Essay: On the smart city; Or, a ‘manifesto’ for a smart citizens insteadHill

“…there is a further tendency to ‘make these technologies, and hence put them in command rather than in dialogue with users.'” Do we really want them to be invisible? Maybe, but not in the way Hill and Sassen are implying. Ubiquitous, and therefore blending? Perhaps. But invisible?
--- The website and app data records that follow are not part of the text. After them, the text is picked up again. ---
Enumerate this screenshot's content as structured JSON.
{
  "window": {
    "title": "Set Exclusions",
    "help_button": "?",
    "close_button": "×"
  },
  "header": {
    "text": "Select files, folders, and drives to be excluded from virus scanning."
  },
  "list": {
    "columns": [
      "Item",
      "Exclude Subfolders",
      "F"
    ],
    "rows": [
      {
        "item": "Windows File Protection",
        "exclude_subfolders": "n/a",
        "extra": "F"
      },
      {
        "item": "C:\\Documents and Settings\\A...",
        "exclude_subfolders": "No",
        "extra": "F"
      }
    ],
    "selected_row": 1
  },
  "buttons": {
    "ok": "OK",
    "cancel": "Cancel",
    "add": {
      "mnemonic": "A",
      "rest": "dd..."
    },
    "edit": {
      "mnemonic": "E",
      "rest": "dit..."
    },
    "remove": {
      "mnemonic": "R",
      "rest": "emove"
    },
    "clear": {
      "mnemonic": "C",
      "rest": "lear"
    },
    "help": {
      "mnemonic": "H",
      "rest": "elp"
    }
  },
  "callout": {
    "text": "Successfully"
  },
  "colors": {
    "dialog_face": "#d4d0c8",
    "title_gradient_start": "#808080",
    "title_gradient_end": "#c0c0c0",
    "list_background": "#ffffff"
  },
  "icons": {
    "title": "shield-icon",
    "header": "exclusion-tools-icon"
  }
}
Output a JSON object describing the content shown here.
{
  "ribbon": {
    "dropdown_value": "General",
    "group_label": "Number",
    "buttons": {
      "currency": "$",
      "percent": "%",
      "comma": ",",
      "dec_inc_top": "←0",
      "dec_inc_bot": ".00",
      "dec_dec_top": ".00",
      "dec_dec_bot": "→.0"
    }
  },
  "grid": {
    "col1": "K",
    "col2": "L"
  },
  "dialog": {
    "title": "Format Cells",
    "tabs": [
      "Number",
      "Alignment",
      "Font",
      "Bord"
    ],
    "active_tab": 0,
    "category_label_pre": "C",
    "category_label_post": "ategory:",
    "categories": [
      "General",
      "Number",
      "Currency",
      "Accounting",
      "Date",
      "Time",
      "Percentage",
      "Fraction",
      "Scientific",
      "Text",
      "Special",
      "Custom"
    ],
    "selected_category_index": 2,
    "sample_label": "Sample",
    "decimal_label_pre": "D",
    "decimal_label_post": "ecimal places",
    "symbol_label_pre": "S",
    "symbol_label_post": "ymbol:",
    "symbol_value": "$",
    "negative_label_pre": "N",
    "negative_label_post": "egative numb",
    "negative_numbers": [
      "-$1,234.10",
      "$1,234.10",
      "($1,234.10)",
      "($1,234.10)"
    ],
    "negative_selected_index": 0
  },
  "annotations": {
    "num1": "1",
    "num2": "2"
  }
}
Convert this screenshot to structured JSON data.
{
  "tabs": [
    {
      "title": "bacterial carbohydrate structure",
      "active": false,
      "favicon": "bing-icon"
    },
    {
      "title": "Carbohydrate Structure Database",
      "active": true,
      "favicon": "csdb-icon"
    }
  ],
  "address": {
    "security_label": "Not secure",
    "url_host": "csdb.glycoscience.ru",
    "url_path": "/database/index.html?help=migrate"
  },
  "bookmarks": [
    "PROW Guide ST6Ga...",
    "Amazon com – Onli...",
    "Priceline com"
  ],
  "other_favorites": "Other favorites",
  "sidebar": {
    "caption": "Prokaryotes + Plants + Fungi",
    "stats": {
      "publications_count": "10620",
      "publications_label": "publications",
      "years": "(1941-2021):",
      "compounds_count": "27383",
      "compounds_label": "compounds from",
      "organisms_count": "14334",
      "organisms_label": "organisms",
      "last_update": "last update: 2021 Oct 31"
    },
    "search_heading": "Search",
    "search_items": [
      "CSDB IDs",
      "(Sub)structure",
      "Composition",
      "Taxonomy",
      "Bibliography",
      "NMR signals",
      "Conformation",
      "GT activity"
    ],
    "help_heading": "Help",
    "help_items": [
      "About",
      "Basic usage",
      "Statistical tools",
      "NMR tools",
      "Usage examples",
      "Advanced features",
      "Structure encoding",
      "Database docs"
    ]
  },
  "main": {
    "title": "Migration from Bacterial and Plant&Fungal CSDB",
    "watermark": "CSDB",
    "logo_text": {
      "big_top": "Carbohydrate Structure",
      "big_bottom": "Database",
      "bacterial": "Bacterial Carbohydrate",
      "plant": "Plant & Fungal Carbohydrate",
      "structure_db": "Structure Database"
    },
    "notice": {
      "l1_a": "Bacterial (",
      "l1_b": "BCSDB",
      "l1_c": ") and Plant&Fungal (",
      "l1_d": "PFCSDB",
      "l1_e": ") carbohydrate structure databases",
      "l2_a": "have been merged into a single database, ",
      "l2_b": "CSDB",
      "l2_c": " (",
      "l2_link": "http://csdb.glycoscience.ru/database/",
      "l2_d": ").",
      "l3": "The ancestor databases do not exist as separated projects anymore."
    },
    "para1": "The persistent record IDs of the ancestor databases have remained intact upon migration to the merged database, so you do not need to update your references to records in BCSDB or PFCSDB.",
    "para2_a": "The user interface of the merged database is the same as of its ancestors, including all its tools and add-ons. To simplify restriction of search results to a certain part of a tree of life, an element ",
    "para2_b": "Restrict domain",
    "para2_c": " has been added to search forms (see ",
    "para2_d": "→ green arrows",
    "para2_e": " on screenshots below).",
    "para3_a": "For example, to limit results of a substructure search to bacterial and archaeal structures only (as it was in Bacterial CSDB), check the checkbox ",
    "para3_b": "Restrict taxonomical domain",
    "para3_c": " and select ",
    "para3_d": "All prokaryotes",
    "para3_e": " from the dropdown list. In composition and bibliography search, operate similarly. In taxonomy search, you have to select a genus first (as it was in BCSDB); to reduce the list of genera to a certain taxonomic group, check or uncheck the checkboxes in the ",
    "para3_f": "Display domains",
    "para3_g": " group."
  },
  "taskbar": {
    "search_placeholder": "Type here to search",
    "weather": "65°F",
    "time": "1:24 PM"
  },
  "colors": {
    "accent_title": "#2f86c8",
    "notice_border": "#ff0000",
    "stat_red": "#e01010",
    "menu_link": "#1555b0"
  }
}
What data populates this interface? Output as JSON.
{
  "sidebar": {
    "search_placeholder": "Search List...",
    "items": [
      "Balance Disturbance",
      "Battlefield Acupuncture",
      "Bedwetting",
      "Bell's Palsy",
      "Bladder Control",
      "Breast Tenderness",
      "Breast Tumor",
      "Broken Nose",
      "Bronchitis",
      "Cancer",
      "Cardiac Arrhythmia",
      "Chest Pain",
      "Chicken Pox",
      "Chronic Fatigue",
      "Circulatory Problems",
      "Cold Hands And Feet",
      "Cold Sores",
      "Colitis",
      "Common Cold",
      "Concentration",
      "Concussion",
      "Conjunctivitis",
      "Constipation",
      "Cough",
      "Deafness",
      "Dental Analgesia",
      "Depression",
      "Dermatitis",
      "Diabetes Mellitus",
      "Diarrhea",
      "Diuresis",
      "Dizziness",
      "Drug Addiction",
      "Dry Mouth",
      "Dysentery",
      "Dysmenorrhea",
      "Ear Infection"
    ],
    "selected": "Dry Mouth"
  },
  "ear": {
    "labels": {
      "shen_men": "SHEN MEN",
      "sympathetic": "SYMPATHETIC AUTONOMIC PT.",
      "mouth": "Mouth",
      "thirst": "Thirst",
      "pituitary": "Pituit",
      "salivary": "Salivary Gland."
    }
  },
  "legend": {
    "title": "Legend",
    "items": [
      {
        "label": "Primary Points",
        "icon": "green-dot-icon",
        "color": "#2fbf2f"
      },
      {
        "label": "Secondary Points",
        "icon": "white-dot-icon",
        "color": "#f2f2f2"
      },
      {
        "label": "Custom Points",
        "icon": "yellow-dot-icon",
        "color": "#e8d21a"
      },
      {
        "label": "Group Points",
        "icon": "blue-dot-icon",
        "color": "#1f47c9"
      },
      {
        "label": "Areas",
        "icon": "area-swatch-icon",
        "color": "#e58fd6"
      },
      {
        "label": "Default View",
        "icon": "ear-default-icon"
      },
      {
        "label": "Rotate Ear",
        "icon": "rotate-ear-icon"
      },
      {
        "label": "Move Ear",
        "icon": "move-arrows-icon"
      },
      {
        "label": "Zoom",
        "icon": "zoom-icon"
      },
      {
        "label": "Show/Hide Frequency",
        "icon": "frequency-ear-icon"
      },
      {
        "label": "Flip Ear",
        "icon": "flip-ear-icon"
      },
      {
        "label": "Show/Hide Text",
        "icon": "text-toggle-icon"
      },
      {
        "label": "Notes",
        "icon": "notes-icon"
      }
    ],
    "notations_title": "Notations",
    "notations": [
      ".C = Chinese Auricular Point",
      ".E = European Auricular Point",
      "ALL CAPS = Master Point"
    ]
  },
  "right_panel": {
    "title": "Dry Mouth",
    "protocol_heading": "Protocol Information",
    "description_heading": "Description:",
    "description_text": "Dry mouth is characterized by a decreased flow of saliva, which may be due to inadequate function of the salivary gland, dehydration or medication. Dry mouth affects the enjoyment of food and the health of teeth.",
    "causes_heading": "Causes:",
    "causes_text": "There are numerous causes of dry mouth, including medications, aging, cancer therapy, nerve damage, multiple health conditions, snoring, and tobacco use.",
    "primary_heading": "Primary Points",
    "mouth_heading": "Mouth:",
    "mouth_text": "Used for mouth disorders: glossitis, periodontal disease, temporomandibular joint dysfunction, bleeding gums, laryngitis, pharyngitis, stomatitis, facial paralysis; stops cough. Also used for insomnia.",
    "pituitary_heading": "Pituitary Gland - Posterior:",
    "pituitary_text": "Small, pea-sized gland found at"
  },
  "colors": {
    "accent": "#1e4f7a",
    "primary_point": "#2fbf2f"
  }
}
“…but at its most basic level, sustainability necessitates a selflessness, a scaling of empathy beyond one’s immediate concerns…” A collective compassion and therefore betterment on a city-wide/state-wide/country-wide scale is honestly a bit easier to imagine in places where public welfare systems do not have a negative connotation. Places where people already see the benefits of giving something up (taxes, for example) for the good of the whole, with the knowledge that the whole will benefit them at some point. Can the US become somewhere like this? Smart city initiatives, like investments in the infrastructure of any kind require funds, and the funds need to come from somewhere.

 

Smart Cities – Townsend

“Looking smart, perhaps even more than actually being smart, is crucial to competing in today’s global economy.” (pg. 10) This is an interesting notion. Is it enough for governments and municipalities to make their cities seem just smart enough to attract the best minds that will actually make the city smart? Would this hands-off, yet responsive approach be enough incentive, or do the brightest want to be somewhere with more of a foundation from which to jump forward.